Probabilmente il vero spirito del Jobs Act si vedrà solo fra tre anni quando scadranno i periodi di “tutele crescenti” delle centinaia di migliaia di persone assunte nell’ultimo periodo, e si vedrà quante di loro diventeranno effettivamente tempi indeterminati. Oggi però abbiamo già i primi assaggi del valore reale dell’ultima riforma del lavoro.

Ci sono per esempio i tre operai della cartiera Pigna Envelopes di Tolmezzo, in provincia di Udine, assunti con il contratto a tutele crescenti, ma licenziati dopo 8 mesi di lavoro al primo calo della produzione. Loro malgrado sono i primi licenziati dall’entrata in vigore del Jobs Act. Che differenza ci sia con i vecchi contratti precari è difficile da capire. Anzi, forse i vecchi contratti precari erano più convenienti visto che almeno per un anno il lavoratore era sicuro di non poter essere licenziato.

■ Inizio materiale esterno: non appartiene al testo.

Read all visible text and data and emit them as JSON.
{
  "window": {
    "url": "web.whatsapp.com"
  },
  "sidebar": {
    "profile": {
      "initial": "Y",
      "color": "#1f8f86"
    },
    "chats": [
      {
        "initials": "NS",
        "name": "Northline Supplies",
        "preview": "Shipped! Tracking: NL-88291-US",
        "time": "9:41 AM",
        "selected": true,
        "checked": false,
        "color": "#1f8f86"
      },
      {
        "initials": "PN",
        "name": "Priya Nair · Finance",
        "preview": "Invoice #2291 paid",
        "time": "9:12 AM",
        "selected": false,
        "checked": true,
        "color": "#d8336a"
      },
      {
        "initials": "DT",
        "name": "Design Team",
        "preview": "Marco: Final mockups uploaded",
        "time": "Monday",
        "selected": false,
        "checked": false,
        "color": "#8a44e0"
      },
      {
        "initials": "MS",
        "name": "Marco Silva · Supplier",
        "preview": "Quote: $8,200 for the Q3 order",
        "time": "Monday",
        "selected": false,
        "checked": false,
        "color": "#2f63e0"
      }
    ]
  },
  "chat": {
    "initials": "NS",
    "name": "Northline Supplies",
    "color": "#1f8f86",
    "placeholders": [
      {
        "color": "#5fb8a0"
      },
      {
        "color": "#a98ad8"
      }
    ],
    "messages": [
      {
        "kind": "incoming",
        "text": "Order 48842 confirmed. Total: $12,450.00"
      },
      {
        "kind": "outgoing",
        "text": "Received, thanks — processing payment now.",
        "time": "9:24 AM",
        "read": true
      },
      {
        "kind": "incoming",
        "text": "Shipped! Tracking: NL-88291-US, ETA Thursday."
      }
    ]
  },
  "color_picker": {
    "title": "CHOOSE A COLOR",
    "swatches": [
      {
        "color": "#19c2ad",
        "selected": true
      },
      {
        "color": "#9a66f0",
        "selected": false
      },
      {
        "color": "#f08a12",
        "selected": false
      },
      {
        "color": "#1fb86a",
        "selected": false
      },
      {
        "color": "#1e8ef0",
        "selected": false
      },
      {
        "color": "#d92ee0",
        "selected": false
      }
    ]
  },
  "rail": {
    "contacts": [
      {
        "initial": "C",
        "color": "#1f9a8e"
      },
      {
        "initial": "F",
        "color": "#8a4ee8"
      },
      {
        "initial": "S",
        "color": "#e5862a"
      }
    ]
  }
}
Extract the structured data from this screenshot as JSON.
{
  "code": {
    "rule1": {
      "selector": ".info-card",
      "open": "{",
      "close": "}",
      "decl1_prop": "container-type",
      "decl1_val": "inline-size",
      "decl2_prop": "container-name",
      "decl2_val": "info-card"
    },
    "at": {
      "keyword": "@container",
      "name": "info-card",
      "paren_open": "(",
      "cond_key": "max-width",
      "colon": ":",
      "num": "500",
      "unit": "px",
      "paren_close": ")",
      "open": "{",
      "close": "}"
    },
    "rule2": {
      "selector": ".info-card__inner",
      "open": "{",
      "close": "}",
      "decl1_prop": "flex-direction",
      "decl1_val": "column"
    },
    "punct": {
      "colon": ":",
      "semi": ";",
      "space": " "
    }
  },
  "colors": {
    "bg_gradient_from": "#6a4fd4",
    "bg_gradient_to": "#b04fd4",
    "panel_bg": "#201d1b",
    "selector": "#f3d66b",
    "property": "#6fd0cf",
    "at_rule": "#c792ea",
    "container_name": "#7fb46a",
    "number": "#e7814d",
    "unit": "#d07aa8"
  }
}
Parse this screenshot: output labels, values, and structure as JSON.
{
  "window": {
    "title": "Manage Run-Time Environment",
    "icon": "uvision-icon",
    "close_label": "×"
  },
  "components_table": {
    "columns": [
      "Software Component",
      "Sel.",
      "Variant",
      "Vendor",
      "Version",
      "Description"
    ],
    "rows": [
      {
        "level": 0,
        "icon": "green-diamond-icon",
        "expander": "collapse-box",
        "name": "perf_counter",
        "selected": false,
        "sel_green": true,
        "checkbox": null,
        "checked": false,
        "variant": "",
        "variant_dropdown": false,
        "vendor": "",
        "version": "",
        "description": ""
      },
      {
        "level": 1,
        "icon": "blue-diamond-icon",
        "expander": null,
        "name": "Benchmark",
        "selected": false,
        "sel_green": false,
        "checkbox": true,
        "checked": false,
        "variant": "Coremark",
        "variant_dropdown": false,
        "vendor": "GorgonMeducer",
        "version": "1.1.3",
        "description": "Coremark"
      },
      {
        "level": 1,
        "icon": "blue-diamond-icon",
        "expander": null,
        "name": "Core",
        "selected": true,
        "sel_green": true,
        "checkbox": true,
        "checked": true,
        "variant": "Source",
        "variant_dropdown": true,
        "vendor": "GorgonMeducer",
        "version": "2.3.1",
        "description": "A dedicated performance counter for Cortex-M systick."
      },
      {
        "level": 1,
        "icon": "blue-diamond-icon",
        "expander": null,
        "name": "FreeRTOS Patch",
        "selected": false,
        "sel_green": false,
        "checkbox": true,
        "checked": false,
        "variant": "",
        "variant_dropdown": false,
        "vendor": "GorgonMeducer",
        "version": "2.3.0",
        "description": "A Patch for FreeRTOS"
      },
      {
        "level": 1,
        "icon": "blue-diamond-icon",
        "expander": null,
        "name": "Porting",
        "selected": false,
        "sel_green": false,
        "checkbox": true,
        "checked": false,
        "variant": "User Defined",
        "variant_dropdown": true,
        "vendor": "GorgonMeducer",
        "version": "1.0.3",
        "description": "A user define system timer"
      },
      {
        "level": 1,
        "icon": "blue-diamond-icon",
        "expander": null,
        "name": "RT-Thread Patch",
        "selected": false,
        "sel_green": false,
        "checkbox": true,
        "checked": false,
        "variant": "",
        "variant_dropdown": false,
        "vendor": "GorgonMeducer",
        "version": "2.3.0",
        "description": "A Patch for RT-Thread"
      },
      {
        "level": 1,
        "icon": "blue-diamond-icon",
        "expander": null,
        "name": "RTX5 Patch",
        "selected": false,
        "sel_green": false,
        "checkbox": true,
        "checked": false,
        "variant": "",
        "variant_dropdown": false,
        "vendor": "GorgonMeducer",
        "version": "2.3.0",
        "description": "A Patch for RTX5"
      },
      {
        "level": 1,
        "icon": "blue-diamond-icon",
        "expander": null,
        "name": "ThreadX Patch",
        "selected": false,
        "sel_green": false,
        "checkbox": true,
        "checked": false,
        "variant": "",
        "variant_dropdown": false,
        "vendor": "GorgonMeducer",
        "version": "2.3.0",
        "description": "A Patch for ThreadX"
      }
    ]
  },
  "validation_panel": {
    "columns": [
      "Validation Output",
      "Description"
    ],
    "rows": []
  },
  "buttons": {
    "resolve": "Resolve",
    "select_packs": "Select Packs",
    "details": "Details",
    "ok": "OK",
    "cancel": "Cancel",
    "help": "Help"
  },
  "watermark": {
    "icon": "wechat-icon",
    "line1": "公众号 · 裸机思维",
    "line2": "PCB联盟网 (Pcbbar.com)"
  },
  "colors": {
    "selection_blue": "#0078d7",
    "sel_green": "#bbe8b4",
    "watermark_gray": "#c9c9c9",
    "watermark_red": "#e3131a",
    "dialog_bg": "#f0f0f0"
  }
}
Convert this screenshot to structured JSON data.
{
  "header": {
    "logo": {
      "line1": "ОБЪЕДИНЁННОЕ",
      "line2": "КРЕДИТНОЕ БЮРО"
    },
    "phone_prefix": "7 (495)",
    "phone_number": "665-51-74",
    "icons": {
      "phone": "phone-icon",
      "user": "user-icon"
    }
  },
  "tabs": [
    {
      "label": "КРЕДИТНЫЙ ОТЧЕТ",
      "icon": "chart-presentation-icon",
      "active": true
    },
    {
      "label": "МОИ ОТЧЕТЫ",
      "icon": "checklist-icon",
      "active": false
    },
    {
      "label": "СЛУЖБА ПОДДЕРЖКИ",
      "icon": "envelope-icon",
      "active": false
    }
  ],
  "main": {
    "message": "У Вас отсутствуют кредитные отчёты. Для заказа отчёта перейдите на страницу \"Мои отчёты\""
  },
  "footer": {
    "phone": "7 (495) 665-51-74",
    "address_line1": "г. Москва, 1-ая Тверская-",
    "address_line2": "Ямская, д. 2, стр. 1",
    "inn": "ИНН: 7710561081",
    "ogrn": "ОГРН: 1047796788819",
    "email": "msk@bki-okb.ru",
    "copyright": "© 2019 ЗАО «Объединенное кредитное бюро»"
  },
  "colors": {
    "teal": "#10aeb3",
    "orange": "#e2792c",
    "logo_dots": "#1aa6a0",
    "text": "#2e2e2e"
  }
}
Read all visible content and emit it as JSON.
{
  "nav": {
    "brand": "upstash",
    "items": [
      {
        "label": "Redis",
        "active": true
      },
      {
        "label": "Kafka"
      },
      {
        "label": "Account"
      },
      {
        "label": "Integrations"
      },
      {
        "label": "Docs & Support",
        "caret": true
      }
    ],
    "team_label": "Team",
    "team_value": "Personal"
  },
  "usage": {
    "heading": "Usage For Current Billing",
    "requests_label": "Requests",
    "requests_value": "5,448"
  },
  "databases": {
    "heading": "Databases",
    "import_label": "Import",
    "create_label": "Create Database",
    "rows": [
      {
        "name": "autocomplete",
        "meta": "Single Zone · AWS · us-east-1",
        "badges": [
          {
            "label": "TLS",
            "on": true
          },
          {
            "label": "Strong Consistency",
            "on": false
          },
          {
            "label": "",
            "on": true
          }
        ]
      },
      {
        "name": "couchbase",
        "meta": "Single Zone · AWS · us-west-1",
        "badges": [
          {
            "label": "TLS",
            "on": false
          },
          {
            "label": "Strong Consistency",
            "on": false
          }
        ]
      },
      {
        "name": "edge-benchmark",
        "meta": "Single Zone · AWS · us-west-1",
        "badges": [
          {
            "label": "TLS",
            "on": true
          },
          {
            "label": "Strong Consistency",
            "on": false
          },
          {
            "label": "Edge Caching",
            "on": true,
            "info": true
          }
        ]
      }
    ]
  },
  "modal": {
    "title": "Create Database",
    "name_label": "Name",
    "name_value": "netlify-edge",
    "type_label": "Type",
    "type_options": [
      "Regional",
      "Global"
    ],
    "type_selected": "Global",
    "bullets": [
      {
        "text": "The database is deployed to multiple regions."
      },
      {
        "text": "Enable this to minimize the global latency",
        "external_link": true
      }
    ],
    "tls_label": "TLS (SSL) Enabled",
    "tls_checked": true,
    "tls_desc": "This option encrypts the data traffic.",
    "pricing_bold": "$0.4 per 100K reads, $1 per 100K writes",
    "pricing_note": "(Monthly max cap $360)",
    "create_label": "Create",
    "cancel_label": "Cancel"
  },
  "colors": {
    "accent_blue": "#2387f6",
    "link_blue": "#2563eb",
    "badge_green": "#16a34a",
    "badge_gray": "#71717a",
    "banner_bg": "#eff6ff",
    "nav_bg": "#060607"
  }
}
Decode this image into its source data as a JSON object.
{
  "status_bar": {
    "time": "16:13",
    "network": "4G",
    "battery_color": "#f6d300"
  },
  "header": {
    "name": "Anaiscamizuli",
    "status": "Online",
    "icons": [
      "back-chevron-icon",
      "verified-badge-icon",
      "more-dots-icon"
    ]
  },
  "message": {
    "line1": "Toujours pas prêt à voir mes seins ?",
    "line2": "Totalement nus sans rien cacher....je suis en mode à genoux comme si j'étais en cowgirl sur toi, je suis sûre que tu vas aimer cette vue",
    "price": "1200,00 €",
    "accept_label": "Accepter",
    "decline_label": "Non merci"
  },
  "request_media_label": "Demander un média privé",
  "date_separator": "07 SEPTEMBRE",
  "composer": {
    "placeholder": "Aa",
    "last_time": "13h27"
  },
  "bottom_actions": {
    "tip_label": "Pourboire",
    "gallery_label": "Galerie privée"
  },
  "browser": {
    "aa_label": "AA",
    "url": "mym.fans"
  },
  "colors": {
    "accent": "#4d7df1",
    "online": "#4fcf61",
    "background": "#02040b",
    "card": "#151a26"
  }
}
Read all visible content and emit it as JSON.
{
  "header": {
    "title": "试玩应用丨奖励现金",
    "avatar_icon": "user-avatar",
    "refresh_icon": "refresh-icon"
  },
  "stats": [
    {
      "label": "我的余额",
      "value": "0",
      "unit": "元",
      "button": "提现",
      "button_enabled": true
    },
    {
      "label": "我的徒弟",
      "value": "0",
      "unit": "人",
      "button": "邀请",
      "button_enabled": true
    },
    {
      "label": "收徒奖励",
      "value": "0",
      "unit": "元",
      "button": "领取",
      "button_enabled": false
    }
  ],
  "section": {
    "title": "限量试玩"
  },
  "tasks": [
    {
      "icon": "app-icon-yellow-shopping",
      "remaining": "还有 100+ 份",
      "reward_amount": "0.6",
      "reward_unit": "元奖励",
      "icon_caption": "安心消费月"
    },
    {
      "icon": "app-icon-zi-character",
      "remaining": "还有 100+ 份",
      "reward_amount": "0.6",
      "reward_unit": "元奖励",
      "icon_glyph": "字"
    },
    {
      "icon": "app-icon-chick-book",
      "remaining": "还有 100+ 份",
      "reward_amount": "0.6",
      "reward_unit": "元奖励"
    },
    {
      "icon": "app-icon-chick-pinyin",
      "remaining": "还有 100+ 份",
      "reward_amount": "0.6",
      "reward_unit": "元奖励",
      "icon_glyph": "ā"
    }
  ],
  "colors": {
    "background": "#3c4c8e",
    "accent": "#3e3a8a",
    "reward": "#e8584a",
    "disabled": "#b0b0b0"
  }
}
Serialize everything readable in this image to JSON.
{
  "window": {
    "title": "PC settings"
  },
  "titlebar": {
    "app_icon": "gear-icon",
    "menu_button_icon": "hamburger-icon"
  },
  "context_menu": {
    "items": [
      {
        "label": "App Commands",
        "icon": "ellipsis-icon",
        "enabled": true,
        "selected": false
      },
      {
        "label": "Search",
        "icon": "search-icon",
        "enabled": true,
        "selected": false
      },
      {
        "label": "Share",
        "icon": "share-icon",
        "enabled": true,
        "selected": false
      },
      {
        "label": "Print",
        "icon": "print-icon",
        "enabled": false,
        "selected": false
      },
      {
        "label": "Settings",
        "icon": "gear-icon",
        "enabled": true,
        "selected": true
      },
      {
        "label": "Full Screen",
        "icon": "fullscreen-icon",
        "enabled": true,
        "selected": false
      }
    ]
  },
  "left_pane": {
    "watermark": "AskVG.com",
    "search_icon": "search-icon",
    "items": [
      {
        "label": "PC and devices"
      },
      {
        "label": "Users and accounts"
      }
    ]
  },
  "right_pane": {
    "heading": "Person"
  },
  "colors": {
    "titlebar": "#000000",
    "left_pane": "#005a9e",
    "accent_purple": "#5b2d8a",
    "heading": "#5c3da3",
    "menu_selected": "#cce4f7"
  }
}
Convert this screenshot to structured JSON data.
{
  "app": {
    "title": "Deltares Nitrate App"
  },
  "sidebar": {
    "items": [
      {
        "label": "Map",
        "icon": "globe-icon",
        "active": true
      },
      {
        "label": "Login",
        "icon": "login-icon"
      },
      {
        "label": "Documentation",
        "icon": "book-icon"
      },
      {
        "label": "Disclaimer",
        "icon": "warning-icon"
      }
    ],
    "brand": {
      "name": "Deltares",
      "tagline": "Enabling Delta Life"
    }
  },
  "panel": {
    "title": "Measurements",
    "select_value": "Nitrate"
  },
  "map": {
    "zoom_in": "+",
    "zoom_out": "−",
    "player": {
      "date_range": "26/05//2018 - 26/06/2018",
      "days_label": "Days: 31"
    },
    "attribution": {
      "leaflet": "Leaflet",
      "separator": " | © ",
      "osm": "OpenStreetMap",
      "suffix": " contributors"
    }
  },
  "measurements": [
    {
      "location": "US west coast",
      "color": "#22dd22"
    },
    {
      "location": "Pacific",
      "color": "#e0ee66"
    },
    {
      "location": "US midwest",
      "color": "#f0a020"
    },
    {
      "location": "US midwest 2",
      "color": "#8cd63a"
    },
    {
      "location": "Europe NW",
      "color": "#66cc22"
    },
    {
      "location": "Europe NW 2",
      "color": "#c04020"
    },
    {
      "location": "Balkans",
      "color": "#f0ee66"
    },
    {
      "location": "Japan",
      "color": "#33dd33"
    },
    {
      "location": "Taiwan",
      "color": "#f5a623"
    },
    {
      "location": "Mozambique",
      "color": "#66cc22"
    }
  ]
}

La reazione dei sindacati ai licenziamenti dei nuovi lavori a tempo indeterminato

Cosa è cambiato nel mondo del lavoro con l’ingresso del Jobs Act? Secondo i sindacati, come afferma ad esempio Paolo Morocutti della Slc Cgil di Udine, intervistato dal Fatto Quotidiano, per un datore di lavoro è molto conveniente questo nuovo contratto, ma non lo è per il lavoratore. Considerando infatti i vecchi metodi contrattuali, un apprendista non può essere licenziato fino alla fine dell’apprendistato, a meno che non commetta qualcosa di grave (come per esempio rubare); un vecchio tempo determinato (co.co.co, co.co.pro., ecc.) non può essere licenziato fino alla fine del contratto, a meno che non si dimetta; un tempo indeterminato vecchio stile poi non è proprio in discussione visto che, in caso di licenziamento, c’è l’articolo 18 che gli permette di ritornare al lavoro o ottenere un lauto indennizzo.

Con il Jobs Act invece l’azienda non solo può mandare via il lavoratore in qualsiasi momento senza giusta causa (quindi non solo in caso di calo della produzione, ma teoricamente anche se il lavoratore non dice “buongiorno” al datore di lavoro), ma durante il periodo nel quale il lavoratore ha prestato servizio, il suo capo ha beneficiato di una serie di sgravi fiscali che non erano previsti con altri tipi di contratti. A questo punto viene da chiedersi: a chi conviene effettivamente il Jobs Act? Al lavoratore o al datore di lavoro? La risposta la dà Mario B., il primo dei tre operai licenziati, intervistato da La Repubblica. Alla domanda se si aspettava il licenziamento, questa è stata la sua risposta:

Non ci credevo. Se sei precario, te lo puoi aspettare. Se sai di essere a tempo indeterminato, no. E invece ho scoperto così che ero precario lo stesso. Vedevo Renzi in tv, parlavano tutti di “tutele crescenti”… Ecco sulla mie pelle ho visto che quella dizione è una barzelletta.